Foram apenas 40 os dias de José Mauro Coelho à frente da Petrobras antes do anúncio de sua demissão. No último dia 23, o presidente da República, Jair Bolsonaro (PL), por meio do Ministério de Minas e Energia (MME), dispensou o terceiro ocupante do cargo em seu governo, agradecendo, em nota, “pelos resultados alcançados em sua gestão”. Talvez tenha sido ironia. Em entrevista ao apresentador-aliado Sikêra Jr. no sábado, Bolsonaro justificou-se: “O que nós estamos tentando fazer agora, via MME, que foi trocado o ministro, é trocar o presidente da Petrobras para colocar uma nova diretoria, para que os números da Petrobras sejam expostos para a opinião pública, e não ser praticamente uma caixa-preta como é hoje em dia”. “Opinião pública” é, para Bolsonaro (especialmente em 2022), sinônimo de eleitor. O que o presidente vem fazendo com a Petrobras, desde a demissão de Roberto Castello Branco, em 2021, é uma tentativa de uso político da estatal para fins populistas, eleitoreiros. Bolsonaro não inventou o uso político da Petrobras — ou quase nenhum outro disparate de seu governo. A originalidade está no despudor.

A troca de ministro a que Bolsonaro se referiu foi a chegada de Adolfo Sachsida ao MME, no lugar de Bento Albuquerque, também demitido em maio. Sachsida é do time de Paulo Guedes, ministro da Economia, e indicou Caio Paes de Andrade para a presidência da Petrobras. Andrade é formado em Comunicação Social, tem experiência com empresas de internet que cresceram nos anos 2000, e presidiu o Serviço de Processamento de Dados (Serpro), responsável, entre outras coisas, pela triagem de cadastros do Auxílio Emergencial. A análise de seu nome para assumir o cargo pode levar até dois meses — Coelho ocupa a cadeira até lá.

Bolsonaro atua sob esse pêndulo: agradar o mercado guedista, com a promessa de liberalização econômica; e eleitores pressionados por uma inflação corrosiva, gasolina e diesel à frente. No meio do caminho, ainda acenou às Forças Armadas, com a indicação do general Joaquim Silva e Luna, que sucedeu Castello Branco. Acontece que Guedes e companhia parecem ter cedido aos encantos populistas e guardaram suas cartilhas liberais para um momento menos sensível eleitoralmente.
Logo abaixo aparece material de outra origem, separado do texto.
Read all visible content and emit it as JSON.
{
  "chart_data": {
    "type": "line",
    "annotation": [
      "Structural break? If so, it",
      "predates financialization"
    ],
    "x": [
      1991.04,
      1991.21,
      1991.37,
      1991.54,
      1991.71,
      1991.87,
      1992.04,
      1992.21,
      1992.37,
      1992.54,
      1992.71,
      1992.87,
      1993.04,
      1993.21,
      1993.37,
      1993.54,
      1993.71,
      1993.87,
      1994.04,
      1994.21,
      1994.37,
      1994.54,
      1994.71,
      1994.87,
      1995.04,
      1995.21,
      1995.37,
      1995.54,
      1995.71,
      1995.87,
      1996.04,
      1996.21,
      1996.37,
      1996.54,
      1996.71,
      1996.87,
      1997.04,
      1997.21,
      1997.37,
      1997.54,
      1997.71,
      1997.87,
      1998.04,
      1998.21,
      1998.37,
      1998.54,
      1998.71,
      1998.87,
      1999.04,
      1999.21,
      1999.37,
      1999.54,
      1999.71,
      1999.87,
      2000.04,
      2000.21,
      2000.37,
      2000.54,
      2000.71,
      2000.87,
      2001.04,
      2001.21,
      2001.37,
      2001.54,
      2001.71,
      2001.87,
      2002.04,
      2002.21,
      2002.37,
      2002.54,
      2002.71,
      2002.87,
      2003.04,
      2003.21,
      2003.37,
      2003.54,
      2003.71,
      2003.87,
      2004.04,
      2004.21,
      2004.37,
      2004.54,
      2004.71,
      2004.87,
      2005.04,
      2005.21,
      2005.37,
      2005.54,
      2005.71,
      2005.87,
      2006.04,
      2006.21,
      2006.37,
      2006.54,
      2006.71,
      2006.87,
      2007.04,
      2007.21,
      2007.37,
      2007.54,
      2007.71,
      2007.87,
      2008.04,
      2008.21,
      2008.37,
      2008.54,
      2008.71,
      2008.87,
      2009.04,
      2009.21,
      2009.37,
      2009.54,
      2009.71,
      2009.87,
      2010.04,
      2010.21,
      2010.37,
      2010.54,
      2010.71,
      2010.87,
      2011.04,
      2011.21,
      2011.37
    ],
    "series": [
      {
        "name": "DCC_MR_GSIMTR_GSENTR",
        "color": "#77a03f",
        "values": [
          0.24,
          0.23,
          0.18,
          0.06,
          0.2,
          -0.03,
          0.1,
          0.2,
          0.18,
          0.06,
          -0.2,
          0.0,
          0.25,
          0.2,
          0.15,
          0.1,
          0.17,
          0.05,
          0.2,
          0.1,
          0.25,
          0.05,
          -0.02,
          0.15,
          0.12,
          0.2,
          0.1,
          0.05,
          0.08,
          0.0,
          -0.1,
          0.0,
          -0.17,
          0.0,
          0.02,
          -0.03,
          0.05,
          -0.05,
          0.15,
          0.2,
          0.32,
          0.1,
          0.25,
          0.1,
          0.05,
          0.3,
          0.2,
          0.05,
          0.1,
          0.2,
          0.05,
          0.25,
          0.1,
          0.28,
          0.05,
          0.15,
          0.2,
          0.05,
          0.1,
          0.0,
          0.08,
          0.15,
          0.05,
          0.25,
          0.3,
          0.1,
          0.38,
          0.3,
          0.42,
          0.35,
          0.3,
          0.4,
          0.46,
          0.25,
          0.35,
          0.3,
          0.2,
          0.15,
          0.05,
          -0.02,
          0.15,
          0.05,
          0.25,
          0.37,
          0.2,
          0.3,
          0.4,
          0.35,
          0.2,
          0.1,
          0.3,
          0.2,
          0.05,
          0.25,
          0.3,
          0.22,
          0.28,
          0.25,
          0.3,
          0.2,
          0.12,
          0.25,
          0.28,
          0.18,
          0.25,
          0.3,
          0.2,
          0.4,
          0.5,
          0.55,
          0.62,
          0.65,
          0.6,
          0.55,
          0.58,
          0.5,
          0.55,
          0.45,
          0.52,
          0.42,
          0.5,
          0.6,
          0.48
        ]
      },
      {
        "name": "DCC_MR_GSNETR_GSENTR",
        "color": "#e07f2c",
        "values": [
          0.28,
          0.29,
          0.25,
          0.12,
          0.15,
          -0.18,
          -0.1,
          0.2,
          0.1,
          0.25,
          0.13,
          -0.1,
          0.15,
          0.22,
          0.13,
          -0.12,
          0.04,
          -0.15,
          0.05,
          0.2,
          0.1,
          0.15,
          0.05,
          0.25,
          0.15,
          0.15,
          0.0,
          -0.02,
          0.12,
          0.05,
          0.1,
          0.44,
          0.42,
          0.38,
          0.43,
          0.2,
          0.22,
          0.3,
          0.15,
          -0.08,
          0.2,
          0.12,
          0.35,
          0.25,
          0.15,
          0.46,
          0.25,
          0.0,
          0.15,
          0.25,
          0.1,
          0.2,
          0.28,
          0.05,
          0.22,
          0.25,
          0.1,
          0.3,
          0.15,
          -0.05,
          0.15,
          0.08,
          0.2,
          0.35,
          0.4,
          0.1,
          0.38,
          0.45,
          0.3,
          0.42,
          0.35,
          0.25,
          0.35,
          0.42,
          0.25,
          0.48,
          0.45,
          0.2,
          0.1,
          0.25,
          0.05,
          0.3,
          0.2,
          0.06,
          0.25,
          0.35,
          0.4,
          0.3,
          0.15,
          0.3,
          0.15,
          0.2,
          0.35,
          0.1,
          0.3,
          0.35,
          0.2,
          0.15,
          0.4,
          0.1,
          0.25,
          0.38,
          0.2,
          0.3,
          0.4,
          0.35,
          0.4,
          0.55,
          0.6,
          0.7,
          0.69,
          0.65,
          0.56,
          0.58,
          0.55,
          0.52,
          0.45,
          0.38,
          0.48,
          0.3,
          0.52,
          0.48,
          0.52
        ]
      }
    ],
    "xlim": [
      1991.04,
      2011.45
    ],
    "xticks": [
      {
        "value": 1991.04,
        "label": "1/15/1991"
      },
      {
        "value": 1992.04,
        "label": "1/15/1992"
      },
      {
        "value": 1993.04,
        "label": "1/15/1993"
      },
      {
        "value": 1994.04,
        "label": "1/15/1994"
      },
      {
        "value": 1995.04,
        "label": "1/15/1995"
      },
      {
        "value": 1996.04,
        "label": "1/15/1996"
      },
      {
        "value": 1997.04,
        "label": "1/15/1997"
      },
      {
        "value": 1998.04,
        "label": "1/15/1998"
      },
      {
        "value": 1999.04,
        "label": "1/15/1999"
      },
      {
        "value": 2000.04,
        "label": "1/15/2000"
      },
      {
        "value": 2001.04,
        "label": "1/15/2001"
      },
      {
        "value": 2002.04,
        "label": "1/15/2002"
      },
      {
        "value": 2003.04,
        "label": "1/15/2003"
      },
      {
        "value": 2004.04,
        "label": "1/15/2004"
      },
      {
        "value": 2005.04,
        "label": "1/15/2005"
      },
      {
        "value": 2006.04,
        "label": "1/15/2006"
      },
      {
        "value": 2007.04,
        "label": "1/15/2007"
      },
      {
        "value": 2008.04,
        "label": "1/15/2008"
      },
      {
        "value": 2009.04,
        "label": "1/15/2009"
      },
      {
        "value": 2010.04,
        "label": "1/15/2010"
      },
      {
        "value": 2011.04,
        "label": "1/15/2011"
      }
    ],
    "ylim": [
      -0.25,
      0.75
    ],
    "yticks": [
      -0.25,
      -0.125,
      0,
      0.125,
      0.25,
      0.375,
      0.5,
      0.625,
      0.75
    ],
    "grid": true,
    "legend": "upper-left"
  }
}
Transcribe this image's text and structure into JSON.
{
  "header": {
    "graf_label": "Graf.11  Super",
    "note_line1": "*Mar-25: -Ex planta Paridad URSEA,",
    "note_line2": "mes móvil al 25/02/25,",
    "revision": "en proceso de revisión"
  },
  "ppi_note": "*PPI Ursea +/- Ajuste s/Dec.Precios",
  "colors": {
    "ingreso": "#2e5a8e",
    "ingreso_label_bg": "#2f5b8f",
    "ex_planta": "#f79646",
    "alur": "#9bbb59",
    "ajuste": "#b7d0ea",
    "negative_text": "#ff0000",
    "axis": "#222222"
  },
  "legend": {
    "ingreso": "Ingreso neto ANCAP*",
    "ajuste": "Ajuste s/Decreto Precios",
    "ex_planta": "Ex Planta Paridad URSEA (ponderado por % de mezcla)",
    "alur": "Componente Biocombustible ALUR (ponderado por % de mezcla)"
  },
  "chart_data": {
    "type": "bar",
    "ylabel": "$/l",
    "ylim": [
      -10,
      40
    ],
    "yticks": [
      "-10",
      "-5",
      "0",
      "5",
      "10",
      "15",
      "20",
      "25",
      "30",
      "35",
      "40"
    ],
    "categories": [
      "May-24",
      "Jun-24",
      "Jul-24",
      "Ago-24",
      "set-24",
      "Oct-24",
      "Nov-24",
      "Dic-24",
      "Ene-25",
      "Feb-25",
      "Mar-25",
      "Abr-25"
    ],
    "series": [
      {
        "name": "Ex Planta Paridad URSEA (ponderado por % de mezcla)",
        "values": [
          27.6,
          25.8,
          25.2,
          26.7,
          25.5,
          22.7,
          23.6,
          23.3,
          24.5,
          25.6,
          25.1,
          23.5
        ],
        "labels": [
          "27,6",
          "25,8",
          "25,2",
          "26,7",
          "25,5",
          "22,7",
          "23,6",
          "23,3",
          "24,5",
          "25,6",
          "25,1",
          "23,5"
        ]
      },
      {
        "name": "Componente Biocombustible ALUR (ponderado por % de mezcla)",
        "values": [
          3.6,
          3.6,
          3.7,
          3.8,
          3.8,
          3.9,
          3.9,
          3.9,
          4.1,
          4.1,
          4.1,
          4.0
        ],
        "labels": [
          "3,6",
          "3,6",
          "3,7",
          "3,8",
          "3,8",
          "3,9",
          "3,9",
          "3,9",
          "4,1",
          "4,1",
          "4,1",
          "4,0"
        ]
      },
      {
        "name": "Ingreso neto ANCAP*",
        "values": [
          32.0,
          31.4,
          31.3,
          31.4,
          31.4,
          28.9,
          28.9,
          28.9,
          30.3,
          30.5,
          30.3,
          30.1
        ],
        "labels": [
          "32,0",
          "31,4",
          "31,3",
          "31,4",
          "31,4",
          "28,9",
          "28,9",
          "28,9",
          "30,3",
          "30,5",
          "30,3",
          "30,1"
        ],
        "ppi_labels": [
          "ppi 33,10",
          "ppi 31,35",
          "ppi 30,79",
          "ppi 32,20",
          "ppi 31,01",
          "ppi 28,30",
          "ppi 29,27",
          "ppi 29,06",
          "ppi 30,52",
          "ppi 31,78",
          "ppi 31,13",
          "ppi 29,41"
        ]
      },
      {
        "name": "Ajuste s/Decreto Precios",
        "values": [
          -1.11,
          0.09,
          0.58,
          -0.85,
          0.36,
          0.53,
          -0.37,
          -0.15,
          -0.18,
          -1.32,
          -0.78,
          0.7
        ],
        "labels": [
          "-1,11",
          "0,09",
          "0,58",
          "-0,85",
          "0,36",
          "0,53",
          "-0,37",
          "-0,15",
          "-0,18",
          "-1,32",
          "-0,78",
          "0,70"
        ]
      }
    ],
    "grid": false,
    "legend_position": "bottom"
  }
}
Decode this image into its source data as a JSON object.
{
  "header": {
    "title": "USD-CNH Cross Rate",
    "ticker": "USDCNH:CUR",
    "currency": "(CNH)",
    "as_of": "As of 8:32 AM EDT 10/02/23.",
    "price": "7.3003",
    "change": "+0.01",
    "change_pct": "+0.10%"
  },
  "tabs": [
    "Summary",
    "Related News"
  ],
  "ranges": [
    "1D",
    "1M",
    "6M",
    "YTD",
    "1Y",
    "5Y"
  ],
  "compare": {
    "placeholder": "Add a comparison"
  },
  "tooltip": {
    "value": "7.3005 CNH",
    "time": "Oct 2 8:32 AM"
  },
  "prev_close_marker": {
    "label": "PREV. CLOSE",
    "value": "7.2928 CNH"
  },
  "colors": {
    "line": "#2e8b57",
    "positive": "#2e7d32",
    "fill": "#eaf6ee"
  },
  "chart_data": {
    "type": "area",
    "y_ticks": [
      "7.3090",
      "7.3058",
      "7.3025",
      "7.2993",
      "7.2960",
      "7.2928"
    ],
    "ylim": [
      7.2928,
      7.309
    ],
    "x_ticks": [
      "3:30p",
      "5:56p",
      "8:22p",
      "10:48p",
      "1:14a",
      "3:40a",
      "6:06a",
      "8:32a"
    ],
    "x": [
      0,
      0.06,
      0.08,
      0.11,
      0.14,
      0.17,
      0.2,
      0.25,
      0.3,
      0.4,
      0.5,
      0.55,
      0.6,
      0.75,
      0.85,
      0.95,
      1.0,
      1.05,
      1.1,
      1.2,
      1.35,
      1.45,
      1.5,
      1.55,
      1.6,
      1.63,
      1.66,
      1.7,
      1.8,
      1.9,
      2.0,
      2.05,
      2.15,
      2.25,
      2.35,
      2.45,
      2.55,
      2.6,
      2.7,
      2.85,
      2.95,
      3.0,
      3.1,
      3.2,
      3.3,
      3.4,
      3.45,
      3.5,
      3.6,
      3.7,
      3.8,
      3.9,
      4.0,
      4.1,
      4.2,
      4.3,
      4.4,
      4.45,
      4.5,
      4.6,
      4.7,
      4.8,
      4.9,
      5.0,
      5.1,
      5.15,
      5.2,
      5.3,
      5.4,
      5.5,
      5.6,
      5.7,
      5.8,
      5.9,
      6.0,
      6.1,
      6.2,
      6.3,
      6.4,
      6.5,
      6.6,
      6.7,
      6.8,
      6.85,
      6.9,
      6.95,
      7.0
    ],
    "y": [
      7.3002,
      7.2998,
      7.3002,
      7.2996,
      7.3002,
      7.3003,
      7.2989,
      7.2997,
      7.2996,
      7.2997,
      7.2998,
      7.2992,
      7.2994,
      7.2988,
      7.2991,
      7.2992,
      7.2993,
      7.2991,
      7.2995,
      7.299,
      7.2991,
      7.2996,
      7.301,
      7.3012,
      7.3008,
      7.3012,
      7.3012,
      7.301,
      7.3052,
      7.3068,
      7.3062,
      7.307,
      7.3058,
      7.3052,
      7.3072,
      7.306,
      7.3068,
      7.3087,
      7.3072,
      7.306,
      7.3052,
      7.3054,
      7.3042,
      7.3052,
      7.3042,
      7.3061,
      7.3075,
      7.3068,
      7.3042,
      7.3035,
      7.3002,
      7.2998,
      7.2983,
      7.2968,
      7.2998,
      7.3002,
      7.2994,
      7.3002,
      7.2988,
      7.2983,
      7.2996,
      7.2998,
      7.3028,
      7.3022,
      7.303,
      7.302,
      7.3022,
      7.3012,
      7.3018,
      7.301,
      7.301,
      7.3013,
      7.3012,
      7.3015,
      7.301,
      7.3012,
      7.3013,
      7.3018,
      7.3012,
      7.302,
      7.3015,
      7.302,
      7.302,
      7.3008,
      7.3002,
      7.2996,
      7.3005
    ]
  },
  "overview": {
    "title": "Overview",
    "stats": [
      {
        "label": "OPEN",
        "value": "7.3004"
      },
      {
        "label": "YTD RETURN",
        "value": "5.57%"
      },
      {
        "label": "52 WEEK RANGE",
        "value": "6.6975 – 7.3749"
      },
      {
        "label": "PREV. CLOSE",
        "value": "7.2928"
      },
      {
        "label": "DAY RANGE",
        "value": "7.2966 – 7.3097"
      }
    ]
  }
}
Interferir em preços de mercado é contrassenso básico com liberalismo. Mas a pressão é a seguinte: inflação nos últimos 12 meses de 12,13%; preço médio do botijão de gás de 13kg passou de R$ 63,95 em abril do ano passado para R$ 85,12 em abril de 2022, aumento de 33%; preço médio da gasolina comum foi de R$ 4,98 por litro para R$ 6,53, aumento de 31,12% no mesmo período; o litro de diesel comum aumentou de R$ 3,78 para R$ 6,04 entre abril de 2021 e de 2022, salto de 59,7%. O Brasil roda a diesel. Não há um cidadão brasileiro que não esteja diretamente afetado pela alta nos preços dos combustíveis e consequente inflação geral.

Chamar de intervenção o que Bolsonaro vem tentando fazer é um exagero. E há, inclusive, divergências entre especialistas sobre sua real intenção de interferir nos preços dos combustíveis. As demissões são concretas o suficiente para caracterizar, no mínimo, uma manobra eleitoreira. O troca-troca pode ser, na realidade, para terceirizar responsabilidades, sem ter de agir de fato na política de preços. É o que diz Creomar de Souza, cientista político e CEO da consultoria Dharma Political Risk and Strategy, para quem Bolsonaro sabe que, ao manter o lucro da estatal, ele não somente auxilia o Tesouro, que recebe dividendos da empresa, como preserva seu eleitorado alinhado ao liberalismo econômico de Guedes. “Os 30% residuais de apoio a Bolsonaro são compostos daquele indivíduo reacionário, conservador, evangélico, mas também daquele pessoal que está no sistema financeiro, que ainda compra o Guedes. O presidente tem duas opções: ou ele mexe na política de preços ou mantém as coisas como estão e sai com uma tergiversação. A deste momento é dizer que a Petrobras tem de ser privatizada“. Ou que é uma caixa-preta.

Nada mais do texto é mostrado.